Meski lumayan ramai penumpang, gerbong yang kami naiki tidak terlalu penuh sehingga kami bisa dapat tempat duduk.
Naik kereta memang lebih nyaman ketimbang naik bus, dan aku pastinya akan lebih memilih naik kereta jika diterima kerja nanti. Kondektur membolongi tiket dengan alat mirip stapler. Aku seharusnya bisa tidur di perjalanan pulangku dan bangun di stasiun Bekasi. Tapi nyanyian pengamen dan teriakan pedagang yang mondar-mandir menggangguku.
Ada banyak pengamen dengan berbagai alat musik. Ada yang sendirian dengan membawa gitar, ukulele, atau biola. Ada yang membawa band sendiri, lengkap dengan perkusi dan pemain harmonika. Ada juga pengamen buta dengan mic dan tape yang digantung dada.
Pedagang datang silih berganti, berjalan dari satu gerbong ke gerbong lain, bolak-balik tak henti-hentinya meneriakkan dagangannya. Ada juga rombongan pengemis berbagai rupa. Ada yang datang dengan kaki pincang. Ada yang mengesot. Ada bocah perempuan penyapu lantai dengan sapu kecilnya yang meminta-minta dengan wajah memelas.
Sebentar saja kereta sudah melewati beberapa stasiun, dan Stasiun Jatinegara yang selama ini kulihat di TV baru saja dilewati. Gerbong agak lengang setelah kereta berhenti di stasiun berikutnya. Angin berembus kencang dari jendela yang tidak bisa ditutup penuh di belakangku.

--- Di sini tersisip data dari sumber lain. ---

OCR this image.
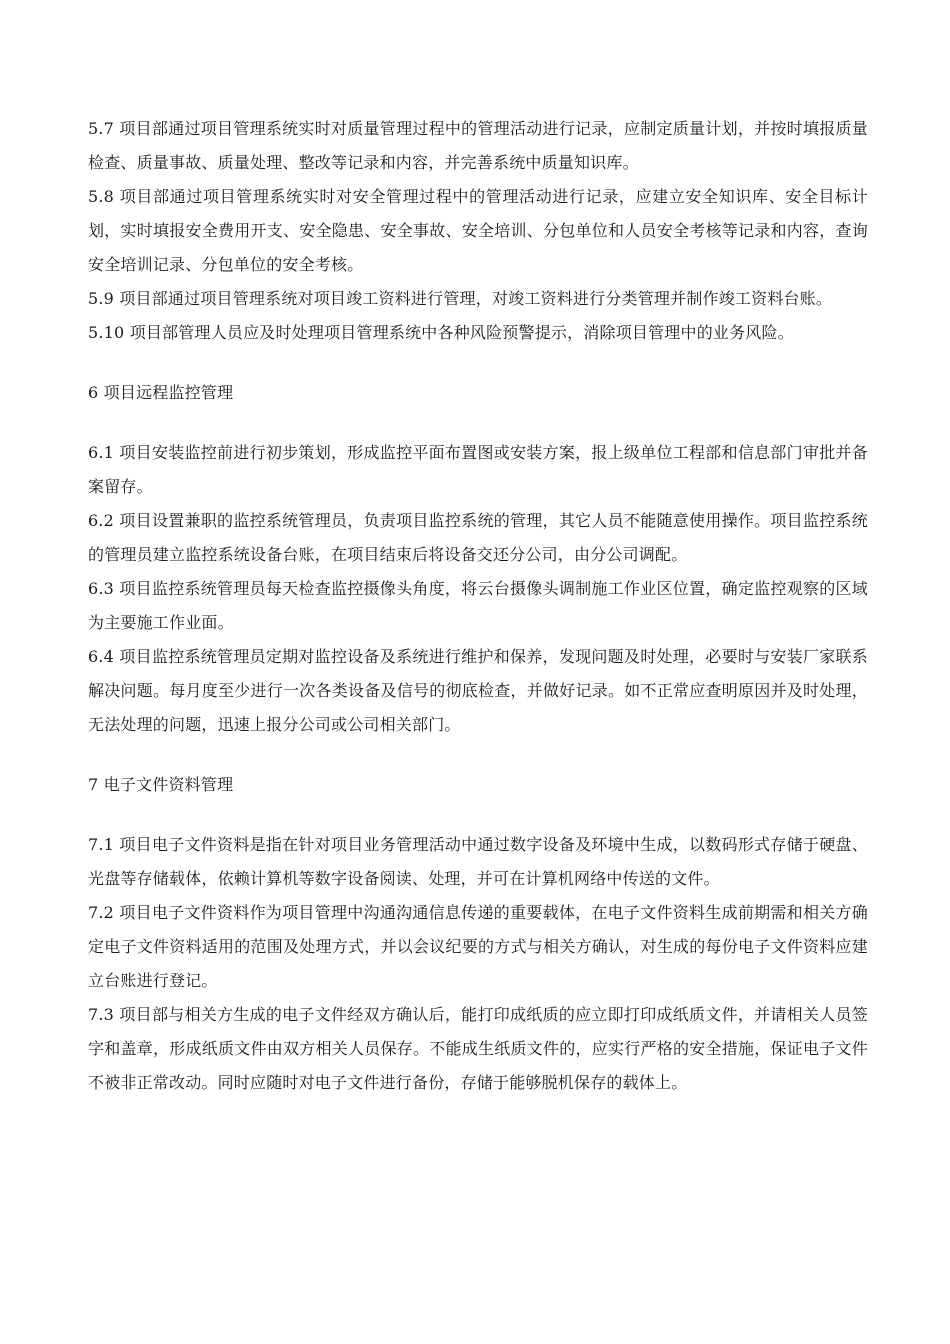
5.7 项目部通过项目管理系统实时对质量管理过程中的管理活动进行记录，应制定质量计划，并按时填报质量检查、质量事故、质量处理、整改等记录和内容，并完善系统中质量知识库。

5.8 项目部通过项目管理系统实时对安全管理过程中的管理活动进行记录，应建立安全知识库、安全目标计划，实时填报安全费用开支、安全隐患、安全事故、安全培训、分包单位和人员安全考核等记录和内容，查询安全培训记录、分包单位的安全考核。

5.9 项目部通过项目管理系统对项目竣工资料进行管理，对竣工资料进行分类管理并制作竣工资料台账。

5.10 项目部管理人员应及时处理项目管理系统中各种风险预警提示，消除项目管理中的业务风险。

6 项目远程监控管理

6.1 项目安装监控前进行初步策划，形成监控平面布置图或安装方案，报上级单位工程部和信息部门审批并备案留存。

6.2 项目设置兼职的监控系统管理员，负责项目监控系统的管理，其它人员不能随意使用操作。项目监控系统的管理员建立监控系统设备台账，在项目结束后将设备交还分公司，由分公司调配。

6.3 项目监控系统管理员每天检查监控摄像头角度，将云台摄像头调制施工作业区位置，确定监控观察的区域为主要施工作业面。

6.4 项目监控系统管理员定期对监控设备及系统进行维护和保养，发现问题及时处理，必要时与安装厂家联系解决问题。每月度至少进行一次各类设备及信号的彻底检查，并做好记录。如不正常应查明原因并及时处理，无法处理的问题，迅速上报分公司或公司相关部门。

7 电子文件资料管理

7.1 项目电子文件资料是指在针对项目业务管理活动中通过数字设备及环境中生成，以数码形式存储于硬盘、光盘等存储载体，依赖计算机等数字设备阅读、处理，并可在计算机网络中传送的文件。

7.2 项目电子文件资料作为项目管理中沟通沟通信息传递的重要载体，在电子文件资料生成前期需和相关方确定电子文件资料适用的范围及处理方式，并以会议纪要的方式与相关方确认，对生成的每份电子文件资料应建立台账进行登记。

7.3 项目部与相关方生成的电子文件经双方确认后，能打印成纸质的应立即打印成纸质文件，并请相关人员签字和盖章，形成纸质文件由双方相关人员保存。不能成生纸质文件的，应实行严格的安全措施，保证电子文件不被非正常改动。同时应随时对电子文件进行备份，存储于能够脱机保存的载体上。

Pengamen, pedagang, dan pengemis tidak juga berkurang. Di pintu kereta, murid-murid SMP bersorak mengejek barisan murid sekolah lain yang berdiri di pinggir jalan. Seorang wanita gemuk yang duduk di seberangku kena jambret. Kalungnya lenyap. Si penjambret berhasil kabur. Ia melompat turun ketika kereta baru saja meninggalkan Stasiun Buaran. Di sampingku, Ayah tidur pulas sekali, tangannya dilipat di atas perutnya yang buncit, wajahnya terlihat tenang, damai dan lelah.